Читать «Король, дама, валет» онлайн - страница 10

Владимир Владимирович Набоков

Франц, еще лежа навзничь, близорукими, мучительно сощуренными глазами посмотрел на дымчатый потолок и потом в сторону — на сияющий туман окна. И чтобы высвободиться из этой золотистой смутности, еще так напоминавшей сновидение, — он потянулся к ночному столику, нащупывая очки.

И только прикоснувшись к ним, вернее, не к ним, а к бумажке, в которую они были завернуты, Франц вспомнил ту мелочь, тот нелепый казус… Войдя вчера в номер, осмотревшись, распахнув окно, за которым, однако, он увидел, вместо воображаемых огней, только темный двор и темное шумящее дерево, он содрал грязный, томивший шею воротник и, спеша, принялся мыть лицо. Очки он положил рядом с тазом, на доску умывальника, с краю. Умывшись, он поднял таз, чтобы вылить его в ведро, и столкнул очки на пол. Одновременно он неловко шагнул в сторону, держа перед собой тяжелый, бушующий таз, и под каблуком зловеще хрустнуло.

Восстановив все это в уме, Франц поморщился. Что ж, надо отдать очки в починку; стекло, да и то треснувшее, осталось только в одной окружности. Мысленно он уже вышел из дому и бродил в поисках нужного магазина. Сперва — магазин, потом важное, страшноватое посещение. И вспомнив, как мать настаивала, чтобы этот визит он сделал в первое же утро по приезде («…это будет как раз такой день, когда делового человека можно застать…»), Франц вспомнил и то, что нынче — воскресенье.

Он цокнул языком и замер. Его охватило паническое чувство: без очков он все равно, что слепой, а нужно пуститься в опаснейший путь, через незнакомый город. Он вообразил хищные призраки автомобилей, которые вчера, на месте погрохатывая, теснились у вокзала, когда он, еще зрячий, но отуманенный сырой ночью, переходил площадь к гостинице. Так он и лег, не прогулявшись, не познакомившись со столицей в самую пору ее ночного сверкающего роения.

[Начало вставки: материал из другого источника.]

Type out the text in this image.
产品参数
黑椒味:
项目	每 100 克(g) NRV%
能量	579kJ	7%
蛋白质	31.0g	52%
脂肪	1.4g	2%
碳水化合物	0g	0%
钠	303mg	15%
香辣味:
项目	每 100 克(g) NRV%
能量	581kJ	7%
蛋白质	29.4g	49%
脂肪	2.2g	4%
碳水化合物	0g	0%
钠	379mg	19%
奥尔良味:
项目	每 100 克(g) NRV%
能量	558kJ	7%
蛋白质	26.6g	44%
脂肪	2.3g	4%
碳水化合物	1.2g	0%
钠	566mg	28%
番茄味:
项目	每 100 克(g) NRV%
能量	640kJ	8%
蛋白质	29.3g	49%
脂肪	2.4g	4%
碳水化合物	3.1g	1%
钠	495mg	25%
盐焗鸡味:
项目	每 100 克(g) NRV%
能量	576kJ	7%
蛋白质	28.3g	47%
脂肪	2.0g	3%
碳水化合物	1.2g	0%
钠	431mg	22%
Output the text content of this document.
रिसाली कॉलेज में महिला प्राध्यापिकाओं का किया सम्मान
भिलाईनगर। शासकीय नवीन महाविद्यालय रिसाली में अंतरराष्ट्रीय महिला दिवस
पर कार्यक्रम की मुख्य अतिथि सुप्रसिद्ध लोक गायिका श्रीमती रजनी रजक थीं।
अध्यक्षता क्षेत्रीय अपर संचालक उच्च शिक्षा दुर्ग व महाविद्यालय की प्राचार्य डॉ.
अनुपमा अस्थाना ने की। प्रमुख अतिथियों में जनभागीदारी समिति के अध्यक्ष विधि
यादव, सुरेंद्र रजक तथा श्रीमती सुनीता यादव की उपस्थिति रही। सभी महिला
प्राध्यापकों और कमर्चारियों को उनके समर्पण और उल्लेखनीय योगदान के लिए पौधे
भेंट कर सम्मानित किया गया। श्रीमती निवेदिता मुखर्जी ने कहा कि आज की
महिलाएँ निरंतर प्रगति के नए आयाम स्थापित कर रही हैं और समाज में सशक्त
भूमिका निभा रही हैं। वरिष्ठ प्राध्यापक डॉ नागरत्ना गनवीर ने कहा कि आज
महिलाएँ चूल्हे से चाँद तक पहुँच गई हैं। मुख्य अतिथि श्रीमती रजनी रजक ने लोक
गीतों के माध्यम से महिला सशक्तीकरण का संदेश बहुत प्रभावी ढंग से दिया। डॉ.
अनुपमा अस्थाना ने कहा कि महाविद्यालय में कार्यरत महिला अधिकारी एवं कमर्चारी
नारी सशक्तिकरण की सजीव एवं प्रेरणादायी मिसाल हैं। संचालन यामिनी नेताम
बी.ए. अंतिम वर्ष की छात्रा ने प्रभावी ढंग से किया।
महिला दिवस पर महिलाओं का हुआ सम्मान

Но просидеть весь день в номере, среди смутных, враждебных предметов, без дел дожидаясь понедельника, когда какой-нибудь магазин с вывеской в виде огромного синего пенсне наконец откроется, — это было немыслимо. Франц откинул перину и босиком, осторожно прошлепал к окну. День был голубой, нежный, на диво солнечный; слева наползала бархатистая тень, и невозможно было понять, где кончается тень и где начинается расплывчато-оранжеватая листва дерева, заполнявшего двор. И было тихо-тихо, будто в осенней, погожей деревенской глуши.

Казалось теперь, что в комнате душная шумиха: раздраженный гул человеческих мыслей, гром отодвигаемого стула, под которым давно прячется от близоруких глаз необходимый ботинок, плеск воды, звон мелких монет, сдуру выпавших из кармана увертливого жилета; тяжелый, неохотный шорох чемодана, проехавшегося по полу в дальний угол, где уж не будет опасности опять об него споткнуться, — и казалось так шумно в комнате именно по сравнению с той солнечной, поразительной тишиной, хранимой, как дорогое вино, в холодной глубине двора.

Наконец Франц преодолел все туманы, высмотрел шляпу, шарахнулся от зеркала, в которое чуть было не вошел, и шагнул к двери. Только его лицо так и осталось неодетым. Осторожно сойдя вниз, он швейцару показал адрес на бесценной визитной карточке, и тот объяснил ему, в какой сесть автобус и где его ждать.